European countries will partner with anyone who can help patients. 

It doesn’t matter if it’s a non-profit, a government entity or a private clinic. What matters is that patients receive quality treatment, in a timely manner and for a competitive price.  

In Canada, governments often delivery services using government-run hospitals instead of seeing if non-profit or private clinics could deliver the services more effectively. 

When governments have partnered with non-profit and private clinics, the results have often been quite good – Saskatchewan, Ontario and British Columbia are just a few examples of where partnerships have worked well. 

Canada should pursue more of these partnerships to reduce wait times and increase the volume of services provided to patients.  

To learn more, watch our Health Reform Now documentary (scroll up) or see the links above. 

Make cross border care more accessible

In Canada, citizens pay high taxes each year and we’re promised universal health care services in return. The problem is, wait times are often extremely long in our health system – sometimes patients have to wait years to see a specialist or receive surgery. 

If patients don’t want to wait long periods, they often have to reach into their own pocket and pay for treatment outside the province or country. 
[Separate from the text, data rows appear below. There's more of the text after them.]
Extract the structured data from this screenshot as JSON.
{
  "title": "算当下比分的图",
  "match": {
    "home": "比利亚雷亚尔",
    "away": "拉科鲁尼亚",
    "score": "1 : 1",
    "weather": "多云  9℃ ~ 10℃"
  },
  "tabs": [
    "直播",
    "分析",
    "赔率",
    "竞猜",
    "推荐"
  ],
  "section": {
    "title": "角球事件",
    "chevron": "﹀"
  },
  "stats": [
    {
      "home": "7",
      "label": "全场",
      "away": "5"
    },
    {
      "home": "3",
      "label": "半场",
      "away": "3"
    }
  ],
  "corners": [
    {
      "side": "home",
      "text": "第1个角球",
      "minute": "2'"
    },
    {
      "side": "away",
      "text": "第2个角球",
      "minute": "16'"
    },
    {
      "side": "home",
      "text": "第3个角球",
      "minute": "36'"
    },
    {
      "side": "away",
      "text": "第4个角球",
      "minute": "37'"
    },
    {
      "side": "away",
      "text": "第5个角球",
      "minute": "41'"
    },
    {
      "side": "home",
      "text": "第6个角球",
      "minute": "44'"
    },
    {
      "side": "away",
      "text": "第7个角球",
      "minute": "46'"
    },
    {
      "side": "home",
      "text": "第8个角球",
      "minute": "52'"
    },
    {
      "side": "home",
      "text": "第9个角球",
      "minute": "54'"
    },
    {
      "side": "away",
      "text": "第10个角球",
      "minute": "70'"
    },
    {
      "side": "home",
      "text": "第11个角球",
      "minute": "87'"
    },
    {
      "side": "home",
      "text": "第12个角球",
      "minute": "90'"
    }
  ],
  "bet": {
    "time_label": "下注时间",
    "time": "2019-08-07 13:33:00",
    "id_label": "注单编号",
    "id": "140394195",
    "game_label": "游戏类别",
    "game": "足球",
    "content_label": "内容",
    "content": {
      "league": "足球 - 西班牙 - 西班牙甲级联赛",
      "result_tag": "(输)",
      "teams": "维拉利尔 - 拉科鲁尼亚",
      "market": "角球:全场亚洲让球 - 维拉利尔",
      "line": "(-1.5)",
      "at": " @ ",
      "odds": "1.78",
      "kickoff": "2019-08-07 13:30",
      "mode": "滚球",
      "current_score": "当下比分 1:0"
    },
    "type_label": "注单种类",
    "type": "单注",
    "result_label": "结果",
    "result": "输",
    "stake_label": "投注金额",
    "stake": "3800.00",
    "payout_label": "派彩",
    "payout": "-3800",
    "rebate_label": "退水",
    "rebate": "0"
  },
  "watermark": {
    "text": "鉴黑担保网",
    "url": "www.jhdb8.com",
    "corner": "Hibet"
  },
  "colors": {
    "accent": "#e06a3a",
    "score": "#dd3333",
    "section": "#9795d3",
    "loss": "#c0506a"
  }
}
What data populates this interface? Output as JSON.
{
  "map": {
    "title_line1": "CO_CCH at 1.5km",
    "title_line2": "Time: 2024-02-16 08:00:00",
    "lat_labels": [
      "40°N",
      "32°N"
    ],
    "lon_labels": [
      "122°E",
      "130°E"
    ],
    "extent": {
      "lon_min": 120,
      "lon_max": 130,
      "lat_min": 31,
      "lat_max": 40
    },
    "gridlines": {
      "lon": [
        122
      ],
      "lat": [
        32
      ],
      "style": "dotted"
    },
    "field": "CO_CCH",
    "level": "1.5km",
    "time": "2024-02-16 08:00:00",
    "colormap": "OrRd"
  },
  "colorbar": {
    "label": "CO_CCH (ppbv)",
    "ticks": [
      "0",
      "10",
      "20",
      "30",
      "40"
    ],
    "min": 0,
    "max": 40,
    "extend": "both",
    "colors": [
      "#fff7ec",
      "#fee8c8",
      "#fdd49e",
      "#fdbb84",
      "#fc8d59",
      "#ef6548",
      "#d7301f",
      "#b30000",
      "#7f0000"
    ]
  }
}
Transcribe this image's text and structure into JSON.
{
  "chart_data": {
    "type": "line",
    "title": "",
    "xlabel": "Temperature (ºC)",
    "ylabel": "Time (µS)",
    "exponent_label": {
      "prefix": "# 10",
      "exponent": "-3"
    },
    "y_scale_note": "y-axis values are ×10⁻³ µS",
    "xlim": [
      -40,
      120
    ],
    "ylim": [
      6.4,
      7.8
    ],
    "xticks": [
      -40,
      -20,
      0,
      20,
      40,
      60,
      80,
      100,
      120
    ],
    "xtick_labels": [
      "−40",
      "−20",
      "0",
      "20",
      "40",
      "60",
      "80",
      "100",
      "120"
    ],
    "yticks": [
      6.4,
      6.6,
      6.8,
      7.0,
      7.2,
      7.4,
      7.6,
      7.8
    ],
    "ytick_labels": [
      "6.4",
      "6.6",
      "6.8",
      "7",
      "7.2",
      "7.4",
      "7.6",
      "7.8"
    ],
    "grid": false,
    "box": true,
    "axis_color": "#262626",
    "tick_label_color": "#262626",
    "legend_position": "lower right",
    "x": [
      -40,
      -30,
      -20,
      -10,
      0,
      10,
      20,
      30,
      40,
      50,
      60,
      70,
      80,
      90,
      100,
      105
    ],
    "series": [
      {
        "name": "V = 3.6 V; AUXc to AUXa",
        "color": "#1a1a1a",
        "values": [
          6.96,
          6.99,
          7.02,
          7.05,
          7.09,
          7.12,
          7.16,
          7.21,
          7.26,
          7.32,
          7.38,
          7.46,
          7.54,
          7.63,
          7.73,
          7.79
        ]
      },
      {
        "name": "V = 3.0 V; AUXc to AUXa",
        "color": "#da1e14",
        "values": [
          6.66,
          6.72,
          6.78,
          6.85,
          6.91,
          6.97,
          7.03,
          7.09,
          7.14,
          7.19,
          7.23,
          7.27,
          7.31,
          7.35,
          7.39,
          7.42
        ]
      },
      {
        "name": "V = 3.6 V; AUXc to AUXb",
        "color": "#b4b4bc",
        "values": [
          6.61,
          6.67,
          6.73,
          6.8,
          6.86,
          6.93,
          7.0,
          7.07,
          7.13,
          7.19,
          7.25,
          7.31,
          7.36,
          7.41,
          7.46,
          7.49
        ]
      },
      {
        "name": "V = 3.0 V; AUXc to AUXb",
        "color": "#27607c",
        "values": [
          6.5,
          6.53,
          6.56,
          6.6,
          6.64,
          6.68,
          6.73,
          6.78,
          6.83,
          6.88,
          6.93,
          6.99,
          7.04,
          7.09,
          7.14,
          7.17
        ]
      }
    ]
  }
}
Throughout the European Union, we also find universal health care systems. But a key difference is that EU patients have the right to go to other EU countries, pay for surgery and then be reimbursed by their home government. Reimbursements cover up to what the patient’s home government would have spent to provide the treatment locally. 

If Canada copied this approach, a patient waiting a year to get their hip operation could instead receive treatment next week in one of thousands of surgical clinics throughout the developed world. 
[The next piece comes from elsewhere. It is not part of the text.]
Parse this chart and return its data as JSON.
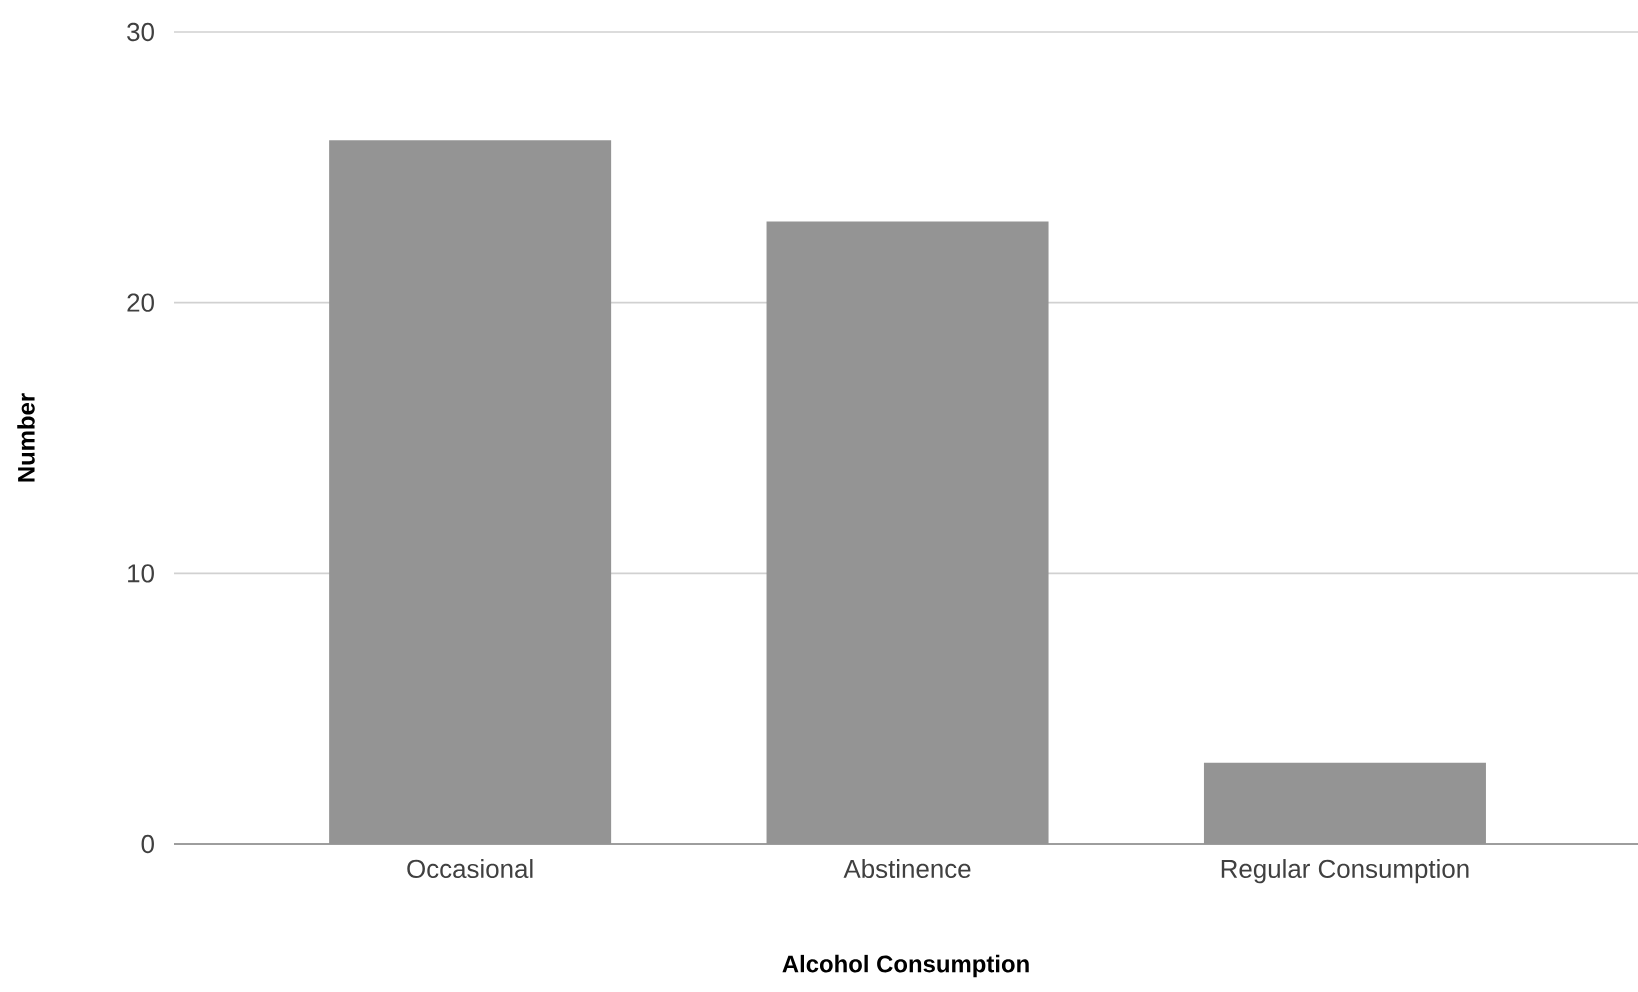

Governments benefit too as the patient is now back on their feet and avoiding complications that sometimes come with long wait times – meaning the government doesn’t have to treat those complications on top of the initial health problem. 

To learn more, watch our Health Reform Now documentary (scroll up) or this shorter video. 
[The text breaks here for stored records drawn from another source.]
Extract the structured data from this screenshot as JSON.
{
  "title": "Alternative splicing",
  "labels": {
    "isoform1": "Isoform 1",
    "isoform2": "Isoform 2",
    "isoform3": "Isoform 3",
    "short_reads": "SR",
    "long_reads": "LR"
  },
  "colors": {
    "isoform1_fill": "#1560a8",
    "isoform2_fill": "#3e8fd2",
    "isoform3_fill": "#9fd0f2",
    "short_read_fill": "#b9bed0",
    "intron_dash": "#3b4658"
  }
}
Legalize access to non-government providers

Canada is the only country in the world that puts up barriers, or outright bans patients from paying for health services locally. 

For instance, a patient in Toronto cannot pay for a hip operation at a private clinic in Toronto. Their only option is to wait for the government to eventually provide treatment or leave the province and pay elsewhere. 

Countries with better-performing universal health care systems do not have such bans. They allow patients a choice – use the public system or pay privately for treatment. Sweden, France, Australia and more – they all allow choice. 

Why? One reason is that allowing choice means some patients will decide to pay privately. This takes pressure off the public system. For instance, in Sweden, 87% of patients use the public system, but 13% purchase private health insurance. 

Ultimately, more choice improves access for patients. 

To learn more, watch our Health Reform Now documentary (scroll up) or watch this short clip on this topic. 

Shift to funding services for patients, not bureaucracies

In Canada, most hospitals receive a cheque from the government each year and are then asked to do their best to help patients. This approach is known as “block funding”. 

Under this model, a patient walking in the door represents a drain on the hospital’s budget. Over the course of a year, hospital administrators have to make sure the budget stretches out so services are rationed. This is why you might have to wait until next year or the year after for a hip operation, knee operation, etc. 

In better-performing universal health systems, they take the opposite approach – hospitals receive money from the government each time they help a patient. If a hospital completes a knee operation, it might receive, say, $10,000. If it completes a knee operation on another patient, it receives another $10,000. 

This model incentivizes hospitals to help more patients – to help more patients with knee operations, cataract surgery, etc. This approach also incentivizes hospitals to spend money on expenses that help patients (e.g. more doctors, nurses, equipment, etc.) rather than using the money on expenses that don’t help patients (e.g. more admin staff).